No Portugal dos finais do século XIX começa a entender-se que não podem-se deixar morrer as crianças e que as crianças são propriedade coletiva e com valor, emergindo a infância como um problema social e de debate público. São por isso criadas, ao longo do século XIX, diversas instituições de apoio às crianças.
O olhar sobre a infância balizou-se entre uma perspetiva assistencialista e uma perspetiva educativa. A dimensão educativa parece ter sido mais orientada para a educação das crianças a partir dos três anos de idade embora a existência de várias outras experiências assistencialistas e educativas para crianças ainda mais novas. A importância atribuída à infância prende-se, entre outros aspetos, com a interpretação de que as crianças constituíam os 'homens do amanhã'. Era, por isso, necessário encontrar instituições capazes de cuidar e educar as crianças mais novas, respondendo às necessidades relacionadas com o aprofundamento do processo de industrialização da Europa.
Em Portugal, no final de oitocentos e alvores de novecentos, sentiu-se a necessidade de alargar o número de instituições dedicadas às crianças pequenas e, segundo Gomes (1986) e Cardona (1997), o espírito caritativo e assistencial foi, como já se afirmou, lentamente, substituído por um espírito mais educativo, no que se refere à educação das crianças entre os três/quatro anos e os seis/sete anos.

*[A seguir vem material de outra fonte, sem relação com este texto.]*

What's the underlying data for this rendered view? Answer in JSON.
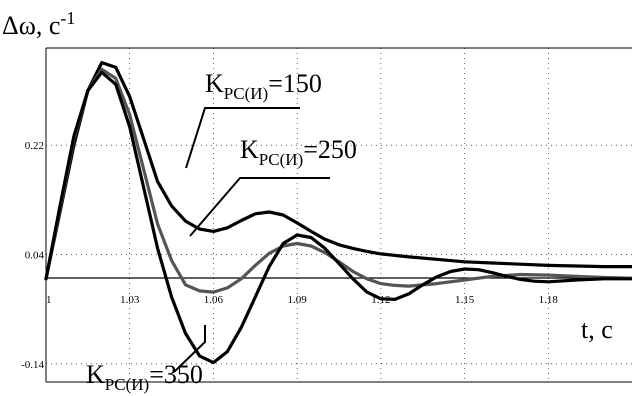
{
  "chart_data": {
    "type": "line",
    "ylabel": "Δω, с",
    "ylabel_sup": "-1",
    "xlabel": "t, с",
    "xlim": [
      1.0,
      1.21
    ],
    "ylim": [
      -0.17,
      0.38
    ],
    "grid": true,
    "x_ticks": [
      1.0,
      1.03,
      1.06,
      1.09,
      1.12,
      1.15,
      1.18
    ],
    "x_tick_labels": [
      "1",
      "1.03",
      "1.06",
      "1.09",
      "1.12",
      "1.15",
      "1.18"
    ],
    "y_ticks": [
      0.22,
      0.04,
      -0.14
    ],
    "y_tick_labels": [
      "0.22",
      "0.04",
      "-0.14"
    ],
    "series": [
      {
        "name": "KPC(И)=150",
        "label_main": "K",
        "label_sub": "PC(И)",
        "label_value": "=150",
        "color": "#000000",
        "x": [
          1.0,
          1.005,
          1.01,
          1.015,
          1.02,
          1.025,
          1.03,
          1.035,
          1.04,
          1.045,
          1.05,
          1.055,
          1.06,
          1.065,
          1.07,
          1.075,
          1.08,
          1.085,
          1.09,
          1.095,
          1.1,
          1.105,
          1.11,
          1.115,
          1.12,
          1.13,
          1.14,
          1.15,
          1.16,
          1.17,
          1.18,
          1.19,
          1.2,
          1.21
        ],
        "y": [
          0.0,
          0.11,
          0.22,
          0.31,
          0.356,
          0.348,
          0.3,
          0.23,
          0.16,
          0.12,
          0.095,
          0.082,
          0.078,
          0.084,
          0.096,
          0.107,
          0.11,
          0.105,
          0.092,
          0.078,
          0.065,
          0.056,
          0.05,
          0.045,
          0.041,
          0.036,
          0.032,
          0.028,
          0.026,
          0.024,
          0.022,
          0.021,
          0.02,
          0.02
        ]
      },
      {
        "name": "KPC(И)=250",
        "label_main": "K",
        "label_sub": "PC(И)",
        "label_value": "=250",
        "color": "#555555",
        "x": [
          1.0,
          1.005,
          1.01,
          1.015,
          1.02,
          1.025,
          1.03,
          1.035,
          1.04,
          1.045,
          1.05,
          1.055,
          1.06,
          1.065,
          1.07,
          1.075,
          1.08,
          1.085,
          1.09,
          1.095,
          1.1,
          1.105,
          1.11,
          1.115,
          1.12,
          1.125,
          1.13,
          1.14,
          1.15,
          1.16,
          1.17,
          1.18,
          1.19,
          1.2,
          1.21
        ],
        "y": [
          0.0,
          0.115,
          0.23,
          0.31,
          0.345,
          0.33,
          0.27,
          0.18,
          0.09,
          0.03,
          -0.01,
          -0.02,
          -0.022,
          -0.015,
          0.0,
          0.022,
          0.042,
          0.054,
          0.058,
          0.054,
          0.043,
          0.028,
          0.012,
          0.0,
          -0.008,
          -0.011,
          -0.012,
          -0.008,
          -0.002,
          0.004,
          0.007,
          0.006,
          0.004,
          0.002,
          0.001
        ]
      },
      {
        "name": "KPC(И)=350",
        "label_main": "K",
        "label_sub": "PC(И)",
        "label_value": "=350",
        "color": "#000000",
        "x": [
          1.0,
          1.005,
          1.01,
          1.015,
          1.02,
          1.025,
          1.03,
          1.035,
          1.04,
          1.045,
          1.05,
          1.055,
          1.06,
          1.065,
          1.07,
          1.075,
          1.08,
          1.085,
          1.09,
          1.095,
          1.1,
          1.105,
          1.11,
          1.115,
          1.12,
          1.125,
          1.13,
          1.135,
          1.14,
          1.145,
          1.15,
          1.155,
          1.16,
          1.165,
          1.17,
          1.175,
          1.18,
          1.19,
          1.2,
          1.21
        ],
        "y": [
          0.0,
          0.12,
          0.235,
          0.31,
          0.34,
          0.32,
          0.25,
          0.15,
          0.05,
          -0.03,
          -0.09,
          -0.127,
          -0.138,
          -0.12,
          -0.08,
          -0.03,
          0.02,
          0.058,
          0.072,
          0.068,
          0.05,
          0.025,
          0.0,
          -0.022,
          -0.033,
          -0.034,
          -0.025,
          -0.01,
          0.003,
          0.012,
          0.016,
          0.015,
          0.01,
          0.004,
          -0.001,
          -0.004,
          -0.005,
          -0.002,
          0.0,
          0.0
        ]
      }
    ]
  }
}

De acordo com Cardona (1997), no período da monarquia, entre 1834 e 1909, através de um decreto de 2/5/1878, regulamentado pelo decreto de 28/7/1881, o regime definiu condições para que se criassem os Asilos de Educação ("auxiliares das escolas primárias") que se destinavam a crianças entre os três e os seis anos de idade, fomentando as juntas gerais de distrito e municípios, com a comparticipação do Governo, para criar tais instituições. No entanto, a autora (1997) afirma que os efeitos práticos de tais decretos nunca se fizeram sentir.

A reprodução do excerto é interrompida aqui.